In a statement, Human Rights Watch said under Section 22 of Zimbabwe’s Criminal Law (Codification and Reform) Act, the charge of “subversion of a constitutional government” that Dewa and the others were facing is a charge of treason and carries a sentence of up to 20 years in prison.

Former Zimbabwe national students’ union president Makomborero Haruzivishe was one of the people who went to welcome Dewa as she walked out of Chikurubi Maximum Security Prison.

“These charges are cooked up and Stabile Dewa in purely innocent. The charges are a result of a paranoid and failed government that views influential scholars and human rights defenders as a threat to its continued repressive existence,” Haruzivishe said in an interview.

“Seeing her walk out of Chikurubi made me feel assured that the truth will indeed set Stabile Dewa and her six co-accused free. They are not guilty of the treason charges and the state has no evidence against the Zimbabwe seven.”

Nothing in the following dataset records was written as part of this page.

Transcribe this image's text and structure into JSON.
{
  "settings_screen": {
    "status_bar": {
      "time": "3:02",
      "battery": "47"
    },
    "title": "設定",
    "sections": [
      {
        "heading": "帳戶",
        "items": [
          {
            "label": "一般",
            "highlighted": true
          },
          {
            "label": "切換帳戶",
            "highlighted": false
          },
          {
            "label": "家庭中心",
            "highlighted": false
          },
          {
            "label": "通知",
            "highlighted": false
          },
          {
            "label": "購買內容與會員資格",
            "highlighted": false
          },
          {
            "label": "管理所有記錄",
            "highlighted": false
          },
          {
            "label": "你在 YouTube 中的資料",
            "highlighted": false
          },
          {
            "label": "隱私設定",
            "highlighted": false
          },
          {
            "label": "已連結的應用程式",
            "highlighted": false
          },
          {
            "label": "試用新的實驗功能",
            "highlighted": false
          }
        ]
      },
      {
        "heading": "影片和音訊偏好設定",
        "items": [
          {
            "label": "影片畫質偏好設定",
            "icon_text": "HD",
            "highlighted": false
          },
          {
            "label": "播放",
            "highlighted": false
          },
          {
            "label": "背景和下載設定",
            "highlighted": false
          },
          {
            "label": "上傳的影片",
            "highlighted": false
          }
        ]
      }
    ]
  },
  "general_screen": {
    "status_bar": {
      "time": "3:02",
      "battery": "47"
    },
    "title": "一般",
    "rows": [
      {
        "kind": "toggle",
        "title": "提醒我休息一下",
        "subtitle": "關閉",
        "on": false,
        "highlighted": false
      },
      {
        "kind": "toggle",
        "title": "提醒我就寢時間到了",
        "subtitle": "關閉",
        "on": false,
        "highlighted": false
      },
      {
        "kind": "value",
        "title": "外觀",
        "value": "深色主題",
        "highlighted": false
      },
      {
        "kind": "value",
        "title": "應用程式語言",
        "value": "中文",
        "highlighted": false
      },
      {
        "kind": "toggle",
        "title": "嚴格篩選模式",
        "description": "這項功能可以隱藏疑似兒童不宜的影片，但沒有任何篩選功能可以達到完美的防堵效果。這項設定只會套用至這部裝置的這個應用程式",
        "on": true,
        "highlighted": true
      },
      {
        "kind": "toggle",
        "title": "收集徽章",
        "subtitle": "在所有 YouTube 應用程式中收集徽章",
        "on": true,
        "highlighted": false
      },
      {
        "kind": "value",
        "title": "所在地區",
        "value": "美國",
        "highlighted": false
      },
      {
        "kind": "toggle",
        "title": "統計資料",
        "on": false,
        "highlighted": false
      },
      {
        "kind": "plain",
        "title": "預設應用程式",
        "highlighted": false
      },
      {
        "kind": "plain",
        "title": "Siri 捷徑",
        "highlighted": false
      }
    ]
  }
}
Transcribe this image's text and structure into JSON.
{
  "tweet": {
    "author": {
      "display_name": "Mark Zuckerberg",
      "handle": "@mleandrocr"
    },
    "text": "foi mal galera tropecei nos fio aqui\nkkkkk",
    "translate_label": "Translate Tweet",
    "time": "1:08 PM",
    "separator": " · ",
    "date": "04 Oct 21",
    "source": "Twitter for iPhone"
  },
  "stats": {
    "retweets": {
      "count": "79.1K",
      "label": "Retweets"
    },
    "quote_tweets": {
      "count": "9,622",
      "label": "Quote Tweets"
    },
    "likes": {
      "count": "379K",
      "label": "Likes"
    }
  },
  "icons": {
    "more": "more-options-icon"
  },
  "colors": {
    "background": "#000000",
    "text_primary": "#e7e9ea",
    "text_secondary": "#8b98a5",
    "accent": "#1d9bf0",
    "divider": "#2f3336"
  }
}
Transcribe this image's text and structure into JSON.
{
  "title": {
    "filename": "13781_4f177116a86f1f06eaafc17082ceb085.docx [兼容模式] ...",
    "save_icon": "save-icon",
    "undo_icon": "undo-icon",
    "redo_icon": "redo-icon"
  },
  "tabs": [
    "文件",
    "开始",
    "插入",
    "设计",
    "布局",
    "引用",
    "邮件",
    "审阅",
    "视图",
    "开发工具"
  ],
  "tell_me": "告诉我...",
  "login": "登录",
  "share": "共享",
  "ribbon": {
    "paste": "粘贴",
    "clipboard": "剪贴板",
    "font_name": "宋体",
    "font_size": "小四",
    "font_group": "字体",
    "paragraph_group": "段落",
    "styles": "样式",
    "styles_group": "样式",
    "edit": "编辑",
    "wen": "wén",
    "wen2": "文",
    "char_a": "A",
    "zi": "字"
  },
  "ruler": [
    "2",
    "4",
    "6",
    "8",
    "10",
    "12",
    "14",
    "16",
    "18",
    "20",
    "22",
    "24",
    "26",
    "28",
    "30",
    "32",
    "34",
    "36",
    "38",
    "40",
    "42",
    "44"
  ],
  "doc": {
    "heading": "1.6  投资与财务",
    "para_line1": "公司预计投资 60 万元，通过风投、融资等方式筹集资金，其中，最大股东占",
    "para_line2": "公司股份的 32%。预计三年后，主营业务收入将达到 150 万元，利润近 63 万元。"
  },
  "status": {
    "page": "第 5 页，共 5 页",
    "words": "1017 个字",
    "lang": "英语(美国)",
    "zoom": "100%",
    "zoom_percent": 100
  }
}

CANVAS also issued a statement on the arrests denying that the Zimbabweans had been trained to unseat the government.

Advocacy and capacity building

It said the workshop focused on advocacy and civic engagement capacity building and included such topics as developing a shared vision of tomorrow; civic engagement; effective communications; protecting privacy and security; and organisational planning.

CANVAS said for a decade and a half, its mission has been focused on the fact that non-violence is morally and ethically superior to violence and more likely to produce constructive outcomes and build strong and stable societies.

“During the workshop, the state-controlled newspaper, The Herald, published an article that falsely accused participants of plotting to unleash violence in Zimbabwe in a bid to overthrow the government. CANVAS would like to inform Zimbabweans and the international community that the charges against these activists are blatantly false,” it said.

Human Rights Watch said since the beginning of 2019, the government of Mnangagwa, which has promoted itself as the “new dispensation” that respects basic rights following ex-president Robert Mugabe’s dramatic resignation in November 2017, has arrested and prosecuted several peaceful activists on baseless charges.

The human rights organisation said activists facing charges of subverting the Mnangagwa government and awaiting trial include Pastor Evan Mawarire of the #ThisFlag movement, Peter Mutasa and Japhet Moyo, leaders of the Zimbabwe Congress of Trade Unions, and Rashid Mahiya, the chairperson of the group Crisis in Zimbabwe Coalition.